In Silico Prediction and Bioactivity Evaluation of Chemical Ingredients Against Influenza A Virus From Isatis tinctoria L

Chuipu Cai; Lvjie Xu; Junfeng Fang; Zhao Dai; Qihui Wu; Xiaoyi Liu; Qi Wang; Jiansong Fang; Ai-Lin Liu; Guan-Hua Du

doi:10.3389/fphar.2021.755396

In Silico Prediction and Bioactivity Evaluation of Chemical Ingredients Against Influenza A Virus From Isatis tinctoria L

Front Pharmacol. 2021 Dec 7:12:755396. doi: 10.3389/fphar.2021.755396. eCollection 2021.

Authors

Chuipu Cai^{1

2

3}, Lvjie Xu⁴, Junfeng Fang⁵, Zhao Dai², Qihui Wu², Xiaoyi Liu³, Qi Wang², Jiansong Fang², Ai-Lin Liu⁴, Guan-Hua Du⁴

Affiliations

¹ Division of Data Intelligence, Department of Computer Science, Key Laboratory of Intelligent Manufacturing Technology of Ministry of Education, College of Engineering, Shantou University, Shantou, China.
² Science and Technology Innovation Center, Guangzhou University of Chinese Medicine, Guangzhou, China.
³ School of Basic Medical Sciences, Guangzhou University of Chinese Medicine, Guangzhou, China.
⁴ Institute of Materia Medica, Chinese Academy of Medical Sciences and Peking Union Medical College, Beijing, China.
⁵ The First Affiliated Hospital, Guangzhou University of Chinese Medicine, Guangzhou, China.

Abstract

Influenza A virus (IAV) is one of the major causes of seasonal endemic diseases and unpredictable periodic pandemics.
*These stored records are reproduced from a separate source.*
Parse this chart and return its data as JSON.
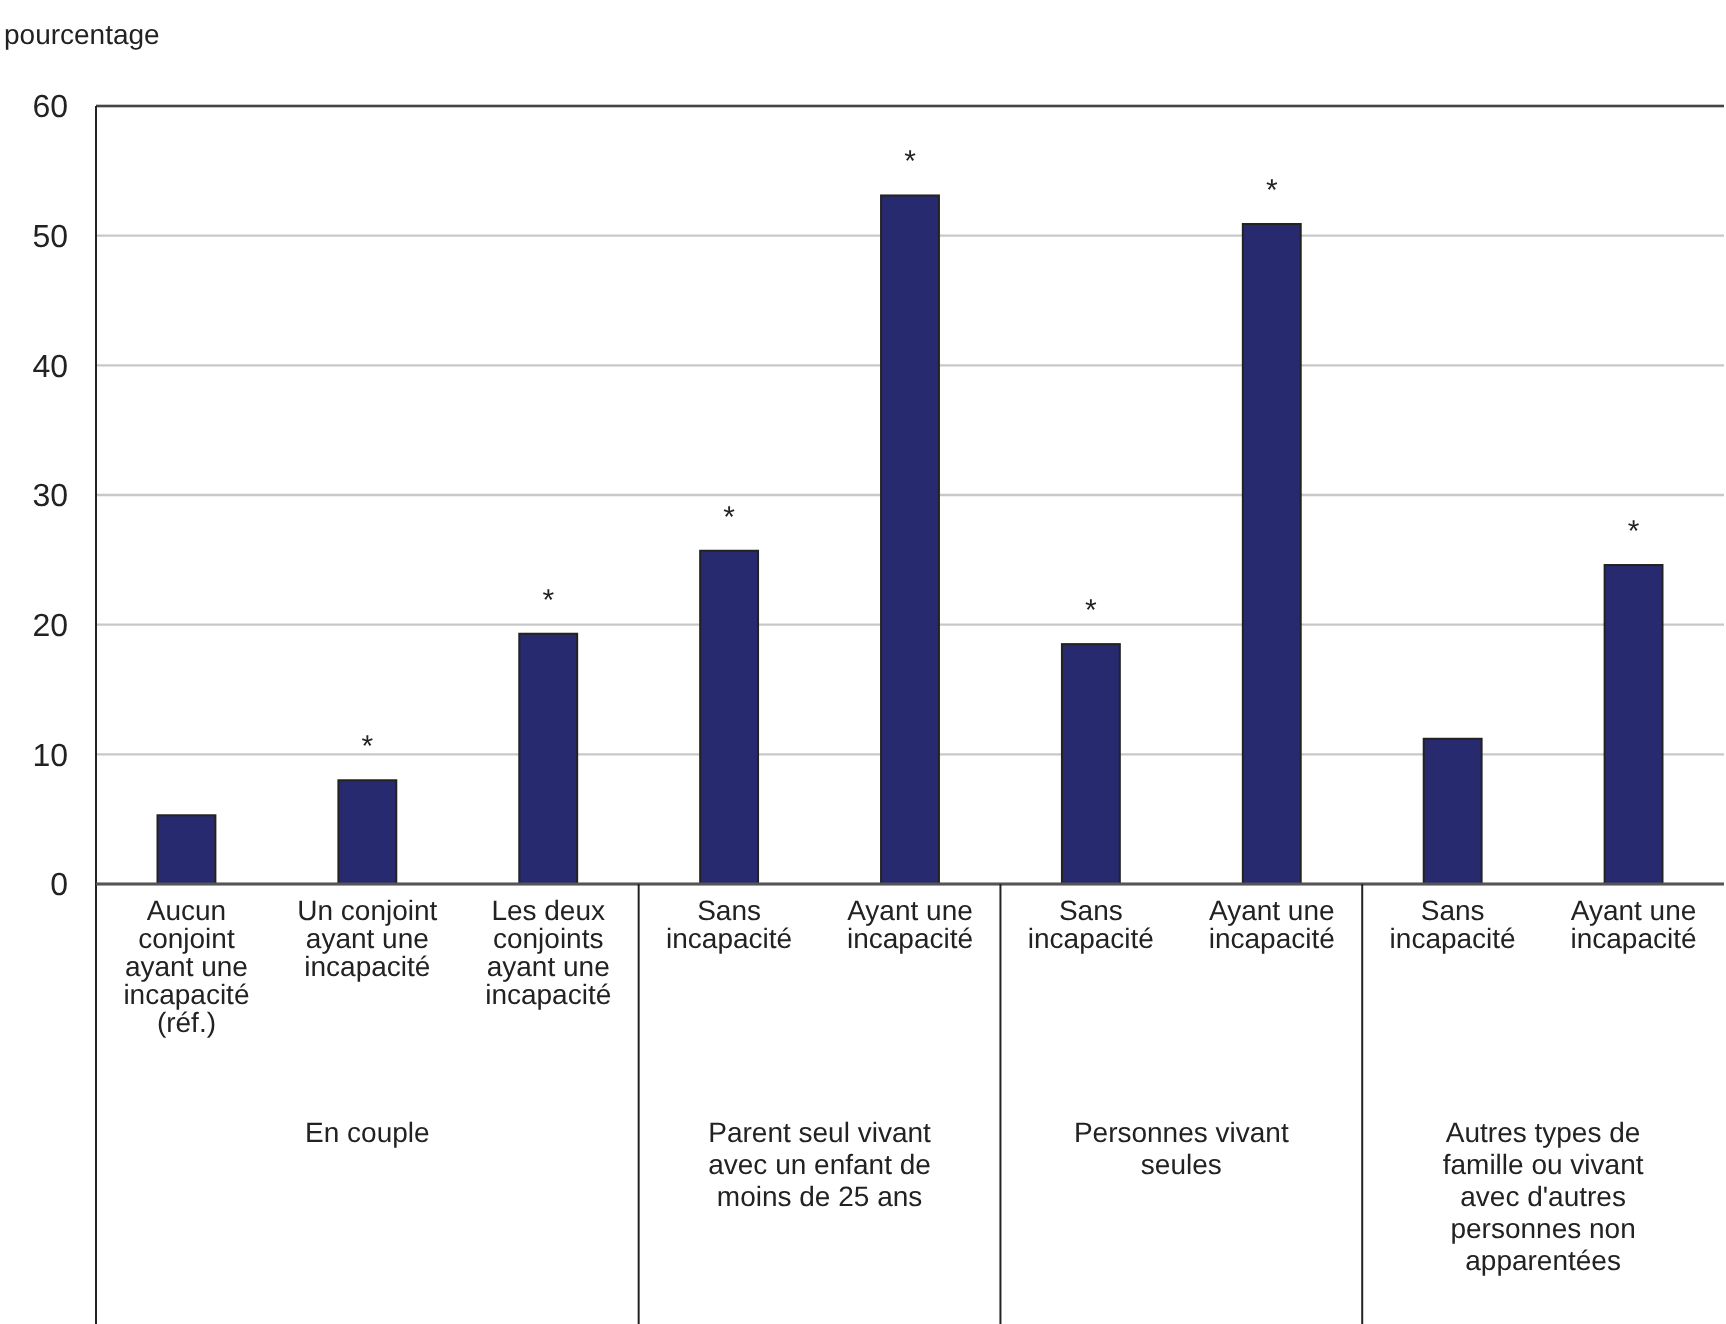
{
  "chart_data": {
    "type": "bar",
    "ylabel": "pourcentage",
    "categories": [
      "Aucun conjoint ayant une incapacité (réf.)",
      "Un conjoint ayant une incapacité",
      "Les deux conjoints ayant une incapacité",
      "Sans incapacité",
      "Ayant une incapacité",
      "Sans incapacité",
      "Ayant une incapacité",
      "Sans incapacité",
      "Ayant une incapacité"
    ],
    "values": [
      5.3,
      8.0,
      19.3,
      25.7,
      53.1,
      18.5,
      50.9,
      11.2,
      24.6
    ],
    "value_labels": [
      null,
      "*",
      "*",
      "*",
      "*",
      "*",
      "*",
      null,
      "*"
    ],
    "color": "#282a70",
    "ylim": [
      0,
      60
    ],
    "yticks": [
      0,
      10,
      20,
      30,
      40,
      50,
      60
    ],
    "grid": "y",
    "annotations": [
      "En couple",
      "Parent seul vivant avec un enfant de moins de 25 ans",
      "Personnes vivant seules",
      "Autres types de famille ou vivant avec d'autres personnes non apparentées"
    ]
  }
}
Due to the high mutation rate and drug resistance, it poses a persistent threat and challenge to public health. Isatis tinctoria L. (Banlangen, BLG), a traditional herbal medicine widely used in Asian countries, has been reported to possess strong efficacy on respiratory viruses, including IAV. However, its effective anti-IAV components and the mechanism of actions (MOAs) are not yet fully elucidated. In this study, we first summarized the chemical components and corresponding contents in BLG according to current available chemical analysis literature. We then presented a network-based in silico framework for identifying potential drug candidates against IAV from BLG. A total of 269 components in BLG were initially screened by drug-likeness and ADME (absorption, distribution, metabolism, and excretion) evaluation. Thereafter, network predictive models were built via the integration of compound-target networks and influenza virus-host proteins. We highlighted 23 compounds that possessed high potential as anti-influenza virus agents. Through experimental evaluation, six compounds, namely, eupatorin, dinatin, linarin, tryptanthrin, indirubin, and acacetin, exhibited good inhibitory activity against wild-type H1N1 and H3N2. Particularly, they also exerted significant effects on drug-resistant strains. Finally, we explored the anti-IAV MOAs of BLG and showcased the potential biological pathways by systems pharmacology analysis. In conclusion, this work provides important information on BLG regarding its use in the development of anti-IAV drugs, and the network-based prediction framework proposed here also offers a powerfulful strategy for the in silico identification of novel drug candidates from complex components of herbal medicine.

Keywords: Isatis tinctoria L.; drug discovery; influenza A virus; network-based identification; virtual screening.